The couple had four children, Albert, Henry, Marthe and Yvonne, born in 1901. Unfortunately, Samuel got sick and died two months after the birth of Yvonne. Sybille also passed away, in January 1902, and the four children were separated. The two boys were adopted by Charles, Samuel’s brother, although he already had eight kids. The baby girl, Yvonne, found almost immediately a new home, and was never heard of again.

Marthe, though, who was six at the time, was taken to a Jewish orphanage, where she would be able to have an education and learn a trade. She became a nurse and, as soon as she turned 18, she married a gentile man and moved with him to Argentina. They had two daughters together, who were raised Catholics.

After 18 years, the husband left them and Marthe had no choice but to go back to France. It was the ‘50s by then, and both girls grew up as “regular” French kids, completely unaware of their Jewish heritage.

In 1968, the oldest girl became a “flower girl” (a hippie) and had a baby with a young man. Although they never married, he always kept in touch with them. The baby, as you may have guessed, was Stephanie. She was raised Catholic, vaguely aware that her grand-mother was Jewish, but that was all. So when she and my cousin, Julien, got serious together, she became interested in her Jewish heritage and asked her family about it.

The family knew almost nothing, or was very reluctant to have Stephanie reconnect with this part of the family. Her own mother knew only her mother’s maiden name. Stephanie’s grandmother had passed away several years before and her aunt abruptly refused to help Stephanie in her quest in any way. Stephanie was very interested, though, and dug deeper.

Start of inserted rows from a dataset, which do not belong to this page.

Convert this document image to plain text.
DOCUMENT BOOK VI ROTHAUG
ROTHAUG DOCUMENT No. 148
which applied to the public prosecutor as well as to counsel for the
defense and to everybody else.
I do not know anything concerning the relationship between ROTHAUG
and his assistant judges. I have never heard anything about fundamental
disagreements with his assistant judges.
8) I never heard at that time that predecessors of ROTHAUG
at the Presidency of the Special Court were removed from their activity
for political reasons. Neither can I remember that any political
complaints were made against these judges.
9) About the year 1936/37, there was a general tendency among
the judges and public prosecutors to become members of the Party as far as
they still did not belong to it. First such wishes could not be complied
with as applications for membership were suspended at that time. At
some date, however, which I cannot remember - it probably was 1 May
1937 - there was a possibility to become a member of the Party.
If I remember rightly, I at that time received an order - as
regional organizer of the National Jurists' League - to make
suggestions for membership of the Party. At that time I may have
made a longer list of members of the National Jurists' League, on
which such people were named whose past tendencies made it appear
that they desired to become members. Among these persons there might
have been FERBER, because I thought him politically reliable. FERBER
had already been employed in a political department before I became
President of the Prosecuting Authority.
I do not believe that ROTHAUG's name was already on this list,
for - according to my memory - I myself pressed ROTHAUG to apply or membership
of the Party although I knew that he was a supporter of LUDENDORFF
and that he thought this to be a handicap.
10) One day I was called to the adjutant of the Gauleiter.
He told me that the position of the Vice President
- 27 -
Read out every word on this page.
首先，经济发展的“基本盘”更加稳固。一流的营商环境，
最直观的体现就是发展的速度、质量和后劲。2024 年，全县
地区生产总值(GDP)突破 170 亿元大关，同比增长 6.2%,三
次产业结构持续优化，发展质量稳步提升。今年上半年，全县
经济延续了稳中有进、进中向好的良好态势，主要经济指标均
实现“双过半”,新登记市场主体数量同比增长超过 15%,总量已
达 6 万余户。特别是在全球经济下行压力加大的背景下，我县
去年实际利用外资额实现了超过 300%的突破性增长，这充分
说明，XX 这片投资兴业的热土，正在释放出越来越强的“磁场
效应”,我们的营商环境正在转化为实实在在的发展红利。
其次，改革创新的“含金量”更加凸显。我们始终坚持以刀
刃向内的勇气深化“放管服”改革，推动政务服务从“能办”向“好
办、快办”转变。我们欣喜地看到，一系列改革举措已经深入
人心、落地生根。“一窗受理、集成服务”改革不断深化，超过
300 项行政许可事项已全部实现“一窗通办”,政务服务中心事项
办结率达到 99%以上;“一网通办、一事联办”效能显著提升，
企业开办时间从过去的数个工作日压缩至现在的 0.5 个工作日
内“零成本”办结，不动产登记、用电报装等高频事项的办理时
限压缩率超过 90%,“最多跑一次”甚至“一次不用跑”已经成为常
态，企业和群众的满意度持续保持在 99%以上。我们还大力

With the name of her grandmother, she was able to trace their wedding date, their death certificates and the names of their kids. She called the French Jewish Consistory and found out that the consistory had just released a book with all the ketubbot they had from the late 1800s. She ordered the book, and found the ketubbah   from her great-grandparents!

At this point, she had already decided to marry Julien and was in the long and difficult process of converting to Judaism. So when she saw her great grandparents’ ketubbah, she called the rabbi and asked him if this meant she was already Jewish.

After thoroughly studying the ketubbah and Stephanie’s birth certificates, the rabbi agreed: The ketubbah was the proof that Stephanie had been Jewish all along.

Julien and Stephanie – whose middle name is Sybille by the way – decided to get married in the same synagogue as Sybille and Samuel. As you can imagine, the ceremony was very moving.

As I asked her how she felt, Stephanie smiled and said: “I feel that my family is finally back where it belonged.”